Le triste échange d’insultes sur médiapart lors des articles concernant Callac en est l’éclatante illustration. J’ai refusé exprès de prendre parti entre OUI et NON pour justement ne pas enterrer le débat autour de l’accueil des étrangers à Callac, car j’estime que l’enjeu sous-jacent dépasse largement ce cadre. Si j’avais dit que les étrangers doivent être accueilles, il ne restait qu’à ajouter : « les autres sont des dangereux fachos », et tout le sens de mon propos était instantanément évacué, devenu hors sujet.
J’ai cherché à démontrer au contraire, en renvoyant dos à dos les tenants des deux bords, pourquoi ceux qui a priori (dans la lecture binaire des événements) sont les « gentils », ne sont justement pas aussi vertueux qu’ils apparaissent, voire même qu’ils sont dangereux dans leur vision néo coloniale des pauvres et de leurs territoires.
Non seulement mon discours a été mal compris, mais en plus, tous les arguments détaillés que j’ai pu développer, ont été lus avec les lunettes déformantes anti fascistes des « gentils » qui voyaient en moi, forcément le « méchant », puisque je n’allais pas dans leur sens.
Cela montre combien l’intelligence n’est plus sollicitée, dès que l’on fait appel à un choix binaire. Au contraire, ce qui est demandé est la simple recherche de conformité, l’acquiescement à un discours tout fait, sans nuance, et tout élément divergent devient nul et non avenu ou est considéré comme déviant, dangereux. L’autre est soit un AMI, soit un ENNEMI. C’est une logique de guerre, ce n’est plus une logique de discussion ou d’analyse. Et dans cette guerre, les principaux responsables sont invisibles.
On peut ainsi se rendre compte que nos sociétés de la pensée unique ne peuvent plus qu’aboutir et se maintenir grâce au totalitarisme qui prend la forme de la propagande de masse. Par l’habitude de se soumettre à des choix, à réduire toute réalité complexe à des fact checks, vrai ou faux, on impulse aux masses ce qu’il convient ou non de penser.
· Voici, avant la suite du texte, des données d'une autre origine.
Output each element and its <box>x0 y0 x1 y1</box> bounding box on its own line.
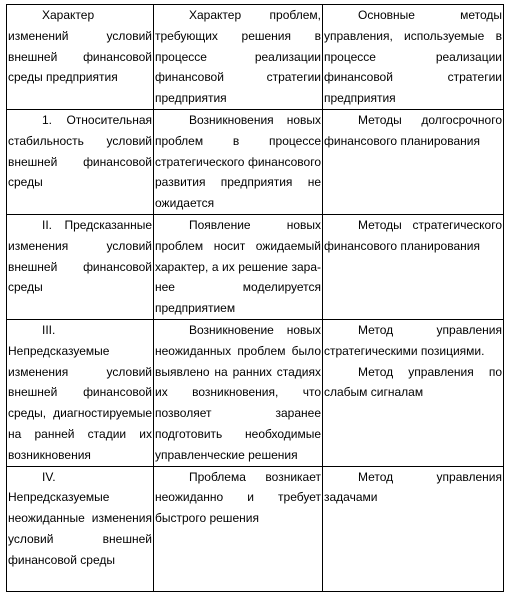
row-2-problems: Появление новых проблем носит ожидаемый характер, а их решение зара-нее моделируется предприятием <box>154 214 323 319</box>
row-3-method-strategic-positions: Метод управления стратегическими позициями. <box>324 322 502 358</box>
strategy-methods-table <box>6 4 504 592</box>
row-3-method-weak-signals: Метод управления по слабым сигналам <box>324 364 502 400</box>
table-row <box>7 110 504 215</box>
row-4-problems: Проблема возникает неожиданно и требует быстрого решения <box>154 466 323 591</box>
row-3-environment: III. Непредсказуемые изменения условий внешней финансовой среды, диагностируемые на ранней стадии их возникновения <box>7 319 154 466</box>
table-row <box>7 466 504 591</box>
row-4-environment: IV. Непредсказуемые неожиданные изменения условий внешней финансовой среды <box>7 466 154 591</box>
table-row <box>7 214 504 319</box>
row-3-methods <box>323 319 504 466</box>
row-1-methods: Методы долгосрочного финансового планирования <box>323 110 504 215</box>
header-cell-environment-changes: Характер изменений условий внешней финансовой среды предприятия <box>7 5 154 110</box>
row-1-problems: Возникновения новых проблем в процессе стратегического финансового развития предприятия не ожидается <box>154 110 323 215</box>
header-cell-problem-character: Характер проблем, требующих решения в процессе реализации финансовой стратегии предприятия <box>154 5 323 110</box>
table-row <box>7 319 504 466</box>
table-header-row <box>7 5 504 110</box>
row-2-environment: II. Предсказанные изменения условий внешней финансовой среды <box>7 214 154 319</box>
row-1-environment: 1. Относительная стабильность условий внешней финансовой среды <box>7 110 154 215</box>
header-cell-management-methods: Основные методы управления, используемые в процессе реализации финансовой стратегии предприятия <box>323 5 504 110</box>
row-4-methods: Метод управления задачами <box>323 466 504 591</box>
row-3-problems: Возникновение новых неожиданных проблем было выявлено на ранних стадиях их возникновения, что позволяет заранее подготовить необходимые управленческие решения <box>154 319 323 466</box>
row-2-methods: Методы стратегического финансового планирования <box>323 214 504 319</box>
Ainsi progressivement l’information devient le déroulement de fait choisis et orientés que l’on nous dicte comment analyser et comprendre, une pédagogie de masse pour faire accepter les inéluctables conséquences de la pensée unique.
Cette attitude s’accompagne inéluctablement d’un renforcement de l’extrême droite.
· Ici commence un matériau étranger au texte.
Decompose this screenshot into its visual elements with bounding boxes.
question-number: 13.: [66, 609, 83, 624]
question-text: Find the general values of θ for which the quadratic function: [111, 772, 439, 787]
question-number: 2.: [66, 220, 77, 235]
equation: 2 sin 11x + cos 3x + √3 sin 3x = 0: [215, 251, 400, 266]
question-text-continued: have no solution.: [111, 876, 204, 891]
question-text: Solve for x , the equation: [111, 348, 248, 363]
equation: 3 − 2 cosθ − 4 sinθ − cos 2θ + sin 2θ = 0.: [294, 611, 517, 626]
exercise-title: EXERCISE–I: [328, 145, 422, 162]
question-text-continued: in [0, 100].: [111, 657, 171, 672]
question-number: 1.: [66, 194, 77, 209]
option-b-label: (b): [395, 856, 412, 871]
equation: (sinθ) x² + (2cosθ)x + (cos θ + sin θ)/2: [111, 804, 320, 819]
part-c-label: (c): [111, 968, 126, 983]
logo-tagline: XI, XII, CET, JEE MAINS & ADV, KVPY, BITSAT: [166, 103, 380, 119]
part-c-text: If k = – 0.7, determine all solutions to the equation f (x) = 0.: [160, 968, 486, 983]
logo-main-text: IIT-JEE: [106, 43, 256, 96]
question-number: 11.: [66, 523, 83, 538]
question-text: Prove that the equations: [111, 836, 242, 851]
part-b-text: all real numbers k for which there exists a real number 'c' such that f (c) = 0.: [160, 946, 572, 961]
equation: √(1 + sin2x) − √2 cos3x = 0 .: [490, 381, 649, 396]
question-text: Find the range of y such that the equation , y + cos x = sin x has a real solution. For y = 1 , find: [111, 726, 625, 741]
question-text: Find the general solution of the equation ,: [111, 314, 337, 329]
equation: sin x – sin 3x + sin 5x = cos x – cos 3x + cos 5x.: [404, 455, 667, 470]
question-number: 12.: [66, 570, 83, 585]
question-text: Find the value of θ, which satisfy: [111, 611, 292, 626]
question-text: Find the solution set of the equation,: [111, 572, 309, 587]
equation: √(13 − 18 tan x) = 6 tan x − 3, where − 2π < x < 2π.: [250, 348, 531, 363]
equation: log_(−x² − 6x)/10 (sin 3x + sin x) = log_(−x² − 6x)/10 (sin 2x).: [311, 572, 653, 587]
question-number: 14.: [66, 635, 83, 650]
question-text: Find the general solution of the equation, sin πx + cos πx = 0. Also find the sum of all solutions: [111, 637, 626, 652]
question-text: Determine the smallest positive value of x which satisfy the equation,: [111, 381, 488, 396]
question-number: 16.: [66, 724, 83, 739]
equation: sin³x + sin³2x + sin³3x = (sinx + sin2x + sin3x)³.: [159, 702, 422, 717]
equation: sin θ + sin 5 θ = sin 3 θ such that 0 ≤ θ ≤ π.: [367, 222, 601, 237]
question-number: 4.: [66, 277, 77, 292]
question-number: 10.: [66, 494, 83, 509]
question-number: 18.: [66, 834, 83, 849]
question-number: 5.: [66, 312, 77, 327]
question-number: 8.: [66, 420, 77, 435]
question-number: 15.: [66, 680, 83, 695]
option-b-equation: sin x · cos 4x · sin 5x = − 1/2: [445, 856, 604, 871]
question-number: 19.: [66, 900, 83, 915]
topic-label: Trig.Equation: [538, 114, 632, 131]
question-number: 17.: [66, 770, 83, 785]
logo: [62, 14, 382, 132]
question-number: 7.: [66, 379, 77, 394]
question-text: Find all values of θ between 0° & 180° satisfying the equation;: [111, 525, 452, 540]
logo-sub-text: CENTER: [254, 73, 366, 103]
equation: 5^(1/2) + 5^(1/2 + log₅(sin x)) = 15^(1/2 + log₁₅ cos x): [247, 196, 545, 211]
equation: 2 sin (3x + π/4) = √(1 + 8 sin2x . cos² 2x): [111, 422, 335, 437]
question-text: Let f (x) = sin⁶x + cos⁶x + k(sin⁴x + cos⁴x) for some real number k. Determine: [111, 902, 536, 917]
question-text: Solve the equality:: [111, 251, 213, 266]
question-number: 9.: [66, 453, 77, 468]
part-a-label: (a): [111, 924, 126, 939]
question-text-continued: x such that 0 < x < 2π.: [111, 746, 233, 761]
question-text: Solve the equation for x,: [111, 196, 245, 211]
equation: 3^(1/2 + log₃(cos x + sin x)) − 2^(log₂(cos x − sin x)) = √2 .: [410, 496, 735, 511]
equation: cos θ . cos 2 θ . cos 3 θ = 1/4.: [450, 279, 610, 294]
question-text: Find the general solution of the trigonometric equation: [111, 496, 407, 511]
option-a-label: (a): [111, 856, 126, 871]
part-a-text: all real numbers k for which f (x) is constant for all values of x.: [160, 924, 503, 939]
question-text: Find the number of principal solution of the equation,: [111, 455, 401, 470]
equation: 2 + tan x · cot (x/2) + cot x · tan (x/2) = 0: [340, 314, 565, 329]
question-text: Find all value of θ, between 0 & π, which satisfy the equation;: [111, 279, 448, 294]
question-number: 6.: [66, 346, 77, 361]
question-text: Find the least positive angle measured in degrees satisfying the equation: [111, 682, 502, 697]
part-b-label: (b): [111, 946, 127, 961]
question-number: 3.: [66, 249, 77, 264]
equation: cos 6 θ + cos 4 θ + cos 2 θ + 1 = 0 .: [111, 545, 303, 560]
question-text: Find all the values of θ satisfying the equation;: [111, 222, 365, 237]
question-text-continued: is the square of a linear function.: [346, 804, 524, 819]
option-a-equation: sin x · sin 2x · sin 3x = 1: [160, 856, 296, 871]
C’est ce mécanisme qui a mené le peuple allemand à ne pas dénoncer la mise à l’écart des juifs, puis l’holocauste. Plus près de nous, c’est le même mécanisme qui a été mis en place lors du covid, avec lequel une majorité renforcée par sa légitimité d’appartenir au « camp du Bien » a accepté de cracher sur les non vaccinés de les reléguer sans salaire depuis près de 600 jours…. Bref, de faire ressortir chez chacun, la graine de nazi qui s’ignore.
Cette rhétorique de la banalité du mal développée par A. Arendt a été reprise par Ariane Bilheran pour analyser les mécanismes à l’œuvre durant la crise covid, cachés par la soi-disant neutralité de l’information.* Ce mode de fonctionnement est terrible, car il impose à chacun des choix et relègue tous ceux qui ne se soumettent pas à ce modèle à la NON EXISTENCE, à l’EXCLUSION, à la mort sociale. C’est un processus extrêmement violent d’ostracisation ou de soumission forcées.
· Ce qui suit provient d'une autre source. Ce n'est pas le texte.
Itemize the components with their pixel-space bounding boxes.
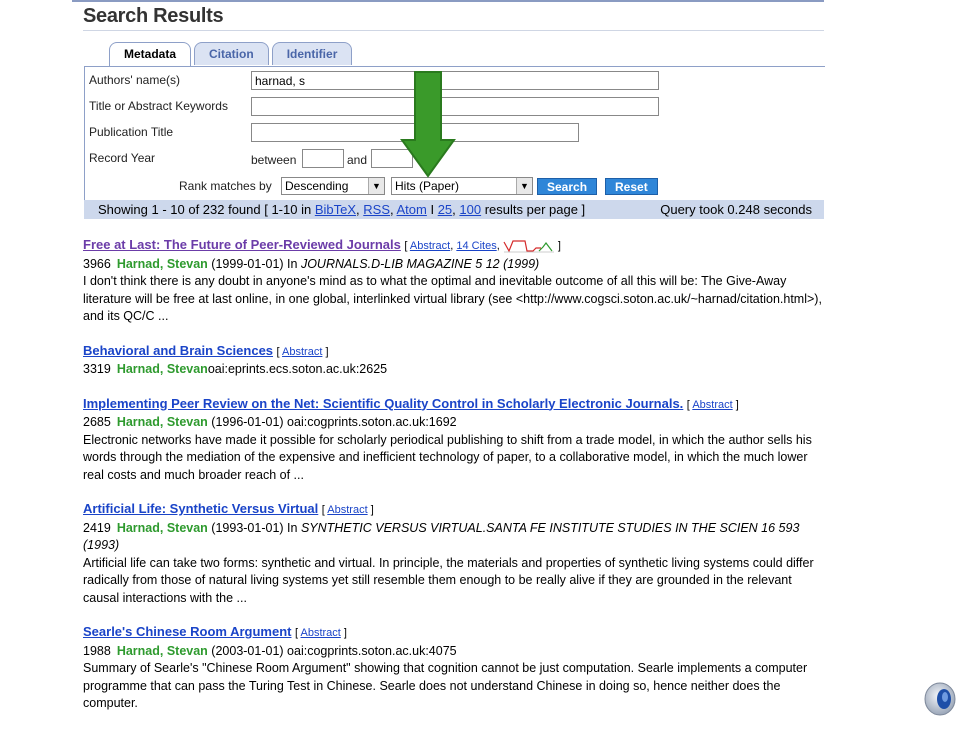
separator: , bbox=[390, 202, 397, 217]
reset-button[interactable]: Reset bbox=[605, 178, 658, 195]
dropdown-arrow-icon: ▼ bbox=[516, 178, 532, 194]
per-page-text: results per page ] bbox=[481, 202, 586, 217]
showing-text: Showing 1 - 10 of 232 found [ 1-10 in bbox=[98, 202, 315, 217]
hit-count: 3966 bbox=[83, 256, 111, 271]
result-links: [ Abstract ] bbox=[276, 345, 329, 358]
tab-metadata[interactable]: Metadata bbox=[109, 42, 191, 67]
result-meta: (1999-01-01) In bbox=[207, 256, 301, 271]
keywords-label: Title or Abstract Keywords bbox=[89, 99, 228, 113]
tab-citation[interactable]: Citation bbox=[194, 42, 269, 65]
result-links: [ Abstract, 14 Cites, ] bbox=[404, 240, 561, 252]
page-title: Search Results bbox=[83, 5, 224, 27]
per-page-100-link[interactable]: 100 bbox=[459, 202, 482, 217]
author-link[interactable]: Harnad, Stevan bbox=[116, 256, 208, 271]
sort-selected-value: Hits (Paper) bbox=[395, 179, 460, 193]
dropdown-arrow-icon: ▼ bbox=[368, 178, 384, 194]
separator: , bbox=[452, 202, 460, 217]
year-from-input[interactable] bbox=[302, 149, 344, 168]
result-links: [ Abstract ] bbox=[321, 504, 374, 516]
cites-link[interactable]: 14 Cites bbox=[456, 240, 497, 252]
search-button[interactable]: Search bbox=[537, 178, 597, 195]
publication-label: Publication Title bbox=[89, 125, 174, 139]
results-summary bbox=[98, 200, 585, 219]
between-label: between bbox=[251, 153, 297, 167]
order-select[interactable] bbox=[281, 177, 385, 195]
list-item bbox=[83, 236, 823, 326]
abstract-link[interactable]: Abstract bbox=[409, 240, 451, 252]
result-title-link[interactable]: Implementing Peer Review on the Net: Scientific Quality Control in Scholarly Electronic Journals. bbox=[83, 395, 684, 411]
abstract-link[interactable]: Abstract bbox=[282, 345, 323, 358]
result-meta: (1996-01-01) oai:cogprints.soton.ac.uk:1692 bbox=[207, 415, 457, 429]
results-status-bar bbox=[84, 200, 824, 219]
result-venue: JOURNALS.D-LIB MAGAZINE 5 12 (1999) bbox=[300, 256, 540, 271]
result-title-link[interactable]: Behavioral and Brain Sciences bbox=[83, 342, 274, 358]
hit-count: 2685 bbox=[83, 415, 111, 429]
hit-count: 1988 bbox=[83, 643, 111, 658]
result-snippet: I don't think there is any doubt in anyone's mind as to what the optimal and inevitable outcome of all this will be: The Give-Away literature will be free at last online, in one global, interlinked virtual library (see <http://www.cogsci.soton.ac.uk/~harnad/citation.html>), and its QC/C ... bbox=[83, 274, 822, 323]
abstract-link[interactable]: Abstract bbox=[300, 627, 341, 639]
bibtex-link[interactable]: BibTeX bbox=[314, 202, 357, 217]
result-snippet: Summary of Searle's "Chinese Room Argument" showing that cognition cannot be just computation. Searle implements a computer programme that can pass the Turing Test in Chinese. Searle does not understand Chinese in doing so, hence neither does the computer. bbox=[83, 661, 808, 710]
author-link[interactable]: Harnad, Stevan bbox=[116, 520, 208, 535]
list-item bbox=[83, 395, 823, 485]
result-meta: (1993-01-01) In bbox=[207, 520, 301, 535]
list-item bbox=[83, 342, 823, 379]
list-item bbox=[83, 623, 823, 713]
rank-label: Rank matches by bbox=[179, 179, 272, 193]
result-venue: SYNTHETIC VERSUS VIRTUAL.SANTA FE INSTITUTE STUDIES IN THE SCIEN 16 593 (1993) bbox=[83, 520, 800, 552]
hit-count: 2419 bbox=[83, 520, 111, 535]
search-tabs bbox=[109, 42, 355, 66]
query-time: Query took 0.248 seconds bbox=[660, 202, 812, 217]
result-title-link[interactable]: Artificial Life: Synthetic Versus Virtual bbox=[83, 501, 319, 516]
result-links: [ Abstract ] bbox=[294, 627, 347, 639]
authors-label: Authors' name(s) bbox=[89, 73, 180, 87]
separator: , bbox=[356, 202, 364, 217]
per-page-25-link[interactable]: 25 bbox=[437, 202, 453, 217]
top-border bbox=[72, 0, 824, 2]
abstract-link[interactable]: Abstract bbox=[692, 398, 733, 411]
result-links: [ Abstract ] bbox=[686, 398, 739, 411]
author-link[interactable]: Harnad, Stevan bbox=[116, 362, 208, 376]
speaker-icon[interactable] bbox=[920, 677, 960, 717]
year-label: Record Year bbox=[89, 151, 156, 165]
result-meta: (2003-01-01) oai:cogprints.soton.ac.uk:4075 bbox=[207, 643, 457, 658]
result-snippet: Electronic networks have made it possible for scholarly periodical publishing to shift from a trade model, in which the author sells his words through the mediation of the expensive and inefficient technology of paper, to a collaborative model, in which the much lower real costs and much broader reach of ... bbox=[83, 432, 812, 482]
atom-link[interactable]: Atom bbox=[396, 202, 427, 217]
result-snippet: Artificial life can take two forms: synthetic and virtual. In principle, the materials and properties of synthetic living systems could differ radically from those of natural living systems yet still resemble them enough to be really alive if they are grounded in the relevant causal interactions with the ... bbox=[83, 555, 814, 605]
abstract-link[interactable]: Abstract bbox=[327, 504, 368, 516]
tab-identifier[interactable]: Identifier bbox=[272, 42, 353, 65]
hit-count: 3319 bbox=[83, 362, 111, 376]
citation-graph-icon[interactable] bbox=[503, 239, 555, 253]
author-link[interactable]: Harnad, Stevan bbox=[116, 415, 208, 429]
separator: I bbox=[426, 202, 438, 217]
rss-link[interactable]: RSS bbox=[363, 202, 390, 217]
result-title-link[interactable]: Searle's Chinese Room Argument bbox=[83, 624, 292, 639]
sort-select[interactable] bbox=[391, 177, 533, 195]
down-arrow-icon bbox=[400, 70, 456, 178]
order-selected-value: Descending bbox=[285, 179, 349, 193]
results-list bbox=[83, 236, 823, 729]
and-label: and bbox=[347, 153, 368, 167]
author-link[interactable]: Harnad, Stevan bbox=[116, 643, 208, 658]
result-title-link[interactable]: Free at Last: The Future of Peer-Reviewed Journals bbox=[83, 237, 401, 252]
result-meta: oai:eprints.ecs.soton.ac.uk:2625 bbox=[207, 362, 388, 376]
list-item bbox=[83, 500, 823, 607]
title-divider bbox=[83, 30, 824, 31]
La pensée binaire est d’autant plus dangereuse ou séduisante qu’elle nous donne l’illusion de la LIBERTE de penser, l’illusion d’un choix qui au fond, n’en est pas un. Elle ne nous donne pas le choix de n’être d’accord ni avec l’un, ni avec l’autre. Elle n’autorise aucune nuance, aucune abstention, aucune interrogation. Elle a le visage hideux de la bêtise et de l’obéissance aveugles. Elle fait le lit des totalitarismes, elle est l’anti-chambre des camps et de l’extermination de masse au nom de la vérité d’une pensée unique.